The tech entrepreneur became known in the political world when he ran for the president last year. Yang garnered a notable size of supporters, especially tech-savvy young people, dubbed the "Yang Gang." Supporters were drawn to his promise of a $1,000-per-month universal basic income program for every American and forward-thinking policies, such as charging tech companies for the personal data they collect from users.

Born into an immigrant family from Taiwan, Yang said living in New York was a realization of his parents' American dream. Yang also mentioned that his wife, Evelyn Yang, grew up in Flushing, Queens, where many small business owners are struggling during the pandemic.

Having been criticized for not being very involved in New York's political scene, Yang recalled during his speech that he moved to the city in 1996, when he felt like he was "joining the center of the world" and that New York is a "symbol" of what America is to many people.

"We're still that city, New York!" Yang said to his supporters attending the rally, vowing swift recovery.

Many have filed paperwork to enter the New York mayoral race. Yang has not held any elected office, but he outperformed current New York Mayor Bill de Blasio during the Democratic primaries in last year's presidential race. De Blasio will reach his term limit as mayor this year, forcing him to leave office.

Yang's campaign for mayor came a week after Democrats won the two Senate seats in Georgia. Yang had moved to Georgia after Joe Biden won the presidential election to mobilize voters in the Southern state for the blue party. 

Although he has won some affection from the Democrats with his upbeat persona and forward-thinking, on top of his involvement in the Georgia Senate race, it remains unclear if he could win the support of the party leaders. It has often been reported that the Asian American vote made a difference for Biden in flipping Georgia, and it could have played a roll in Senate runoff.

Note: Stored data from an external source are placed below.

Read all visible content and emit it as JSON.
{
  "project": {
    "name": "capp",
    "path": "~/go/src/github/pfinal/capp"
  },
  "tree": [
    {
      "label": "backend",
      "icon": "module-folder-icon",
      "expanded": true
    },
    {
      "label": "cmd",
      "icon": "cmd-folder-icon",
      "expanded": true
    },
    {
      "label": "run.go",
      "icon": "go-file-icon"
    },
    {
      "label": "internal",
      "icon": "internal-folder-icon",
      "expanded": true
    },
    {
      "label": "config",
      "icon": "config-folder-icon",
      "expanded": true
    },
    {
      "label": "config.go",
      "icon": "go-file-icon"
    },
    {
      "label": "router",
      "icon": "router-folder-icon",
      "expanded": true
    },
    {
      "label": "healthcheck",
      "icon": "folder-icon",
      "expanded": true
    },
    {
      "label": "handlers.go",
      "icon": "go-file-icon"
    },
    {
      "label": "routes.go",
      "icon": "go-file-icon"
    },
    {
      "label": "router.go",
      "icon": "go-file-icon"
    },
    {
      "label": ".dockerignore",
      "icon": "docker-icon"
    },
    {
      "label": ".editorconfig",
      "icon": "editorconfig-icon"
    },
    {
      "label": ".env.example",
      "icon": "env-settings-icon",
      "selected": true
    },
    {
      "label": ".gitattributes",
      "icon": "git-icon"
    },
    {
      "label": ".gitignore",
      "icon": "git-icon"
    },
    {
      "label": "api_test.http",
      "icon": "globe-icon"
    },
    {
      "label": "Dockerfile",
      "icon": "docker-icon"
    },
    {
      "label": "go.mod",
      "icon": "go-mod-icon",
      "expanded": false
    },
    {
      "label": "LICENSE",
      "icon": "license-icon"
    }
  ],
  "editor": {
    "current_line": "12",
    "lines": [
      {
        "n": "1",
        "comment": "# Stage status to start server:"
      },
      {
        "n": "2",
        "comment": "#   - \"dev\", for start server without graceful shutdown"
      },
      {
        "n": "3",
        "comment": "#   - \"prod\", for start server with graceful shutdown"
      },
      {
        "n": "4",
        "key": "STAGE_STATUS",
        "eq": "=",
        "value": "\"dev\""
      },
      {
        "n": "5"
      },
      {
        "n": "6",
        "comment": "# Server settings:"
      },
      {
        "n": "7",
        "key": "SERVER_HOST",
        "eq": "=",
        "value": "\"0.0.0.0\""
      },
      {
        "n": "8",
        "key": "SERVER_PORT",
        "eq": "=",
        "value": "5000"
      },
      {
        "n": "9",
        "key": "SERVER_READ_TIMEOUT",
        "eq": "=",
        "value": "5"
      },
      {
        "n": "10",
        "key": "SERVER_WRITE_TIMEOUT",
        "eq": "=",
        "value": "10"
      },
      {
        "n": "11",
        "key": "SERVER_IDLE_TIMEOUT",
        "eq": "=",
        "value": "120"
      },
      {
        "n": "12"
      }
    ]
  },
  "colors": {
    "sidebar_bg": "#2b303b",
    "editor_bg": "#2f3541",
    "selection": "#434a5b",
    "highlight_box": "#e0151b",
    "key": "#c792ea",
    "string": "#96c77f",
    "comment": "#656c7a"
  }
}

Yang has been mobilizing voters, especially Asian American communities, to vote for Democrats. 

When House Speaker Nancy Pelosi mentioned the runoff during her speech after the Capitol riots last week, she thanked many Democrats who contributed to the victory in Georgia, but did not mention Yang, who stumped for Rafael Warnock and Jon Ossoff, the eventual winners who gave Democrats control of the Senate.

So far, U.S. Rep. Ritchie Torres, a Democrat from New York, has endorsed Yang for mayor and will serve as the campaign co-chair.

Yang's campaign did not immediately respond to a request for comment.